Tuesday, March 5, 2019

Ill tides in mortgage production economics



BusinessInsider recently made a good call in highlighting a slide in JP Morgan's 4Q18 earnings presentation as explaining the troubles surrounding the US mortgage business.  I'd like to delve in a bit more deeply...
It's readily evident that both factors highlighted, the mortgage rate spread and retail production costs, are headed the wrong direction, but why?

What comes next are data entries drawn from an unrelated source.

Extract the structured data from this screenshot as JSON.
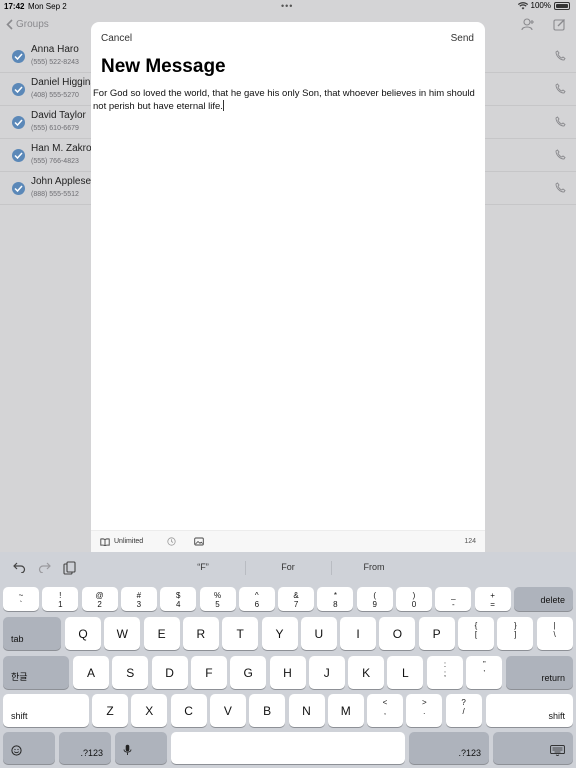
{
  "status": {
    "time": "17:42",
    "date": "Mon Sep 2",
    "battery": "100%"
  },
  "background": {
    "back_label": "Groups",
    "contacts": [
      {
        "name": "Anna Haro",
        "phone": "(555) 522-8243"
      },
      {
        "name": "Daniel Higgins",
        "phone": "(408) 555-5270"
      },
      {
        "name": "David Taylor",
        "phone": "(555) 610-6679"
      },
      {
        "name": "Han M. Zakrot",
        "phone": "(555) 766-4823"
      },
      {
        "name": "John Applese",
        "phone": "(888) 555-5512"
      }
    ]
  },
  "modal": {
    "cancel": "Cancel",
    "send": "Send",
    "title": "New Message",
    "body": "For God so loved the world, that he gave his only Son, that whoever believes in him should not perish but have eternal life.",
    "plan": "Unlimited",
    "char_count": "124"
  },
  "keyboard": {
    "suggestions": [
      "“F”",
      "For",
      "From"
    ],
    "row1": [
      {
        "top": "~",
        "bot": "`"
      },
      {
        "top": "!",
        "bot": "1"
      },
      {
        "top": "@",
        "bot": "2"
      },
      {
        "top": "#",
        "bot": "3"
      },
      {
        "top": "$",
        "bot": "4"
      },
      {
        "top": "%",
        "bot": "5"
      },
      {
        "top": "^",
        "bot": "6"
      },
      {
        "top": "&",
        "bot": "7"
      },
      {
        "top": "*",
        "bot": "8"
      },
      {
        "top": "(",
        "bot": "9"
      },
      {
        "top": ")",
        "bot": "0"
      },
      {
        "top": "_",
        "bot": "-"
      },
      {
        "top": "+",
        "bot": "="
      }
    ],
    "delete": "delete",
    "tab": "tab",
    "row2": [
      "Q",
      "W",
      "E",
      "R",
      "T",
      "Y",
      "U",
      "I",
      "O",
      "P"
    ],
    "row2_sym": [
      {
        "top": "{",
        "bot": "["
      },
      {
        "top": "}",
        "bot": "]"
      },
      {
        "top": "|",
        "bot": "\\"
      }
    ],
    "lang": "한글",
    "row3": [
      "A",
      "S",
      "D",
      "F",
      "G",
      "H",
      "J",
      "K",
      "L"
    ],
    "row3_sym": [
      {
        "top": ":",
        "bot": ";"
      },
      {
        "top": "”",
        "bot": "’"
      }
    ],
    "return": "return",
    "shift": "shift",
    "row4": [
      "Z",
      "X",
      "C",
      "V",
      "B",
      "N",
      "M"
    ],
    "row4_sym": [
      {
        "top": "<",
        "bot": ","
      },
      {
        "top": ">",
        "bot": "."
      },
      {
        "top": "?",
        "bot": "/"
      }
    ],
    "numbers": ".?123"
  }
}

A rough correlation is evident between the spread and origination volumes.  The evaporation of the refinance business has paired with anemic/flat new home purchase-driven production to drive a system-wide overcapacity that has murdered margins as players fight for slices of a shrinking pie.  Painful, as the industry strives to a new equilibrium that will eventually let the spread recover.

 Total expenses per loan
While the spread has been volatile, the retail production cost has exhibited montonic growth.  This cannot be simply explained away as the "impact of new regulations" so declared during the earnings call by Michael Weinbach, the CEO of the firm's mortgage-banking business.  In fact, a substantial portion of these costs, upwards of half, are directly tied to loan officer compensation, which is generally indexed to the size of the loan, a relationship that can be gleaned from an MBA note from last year.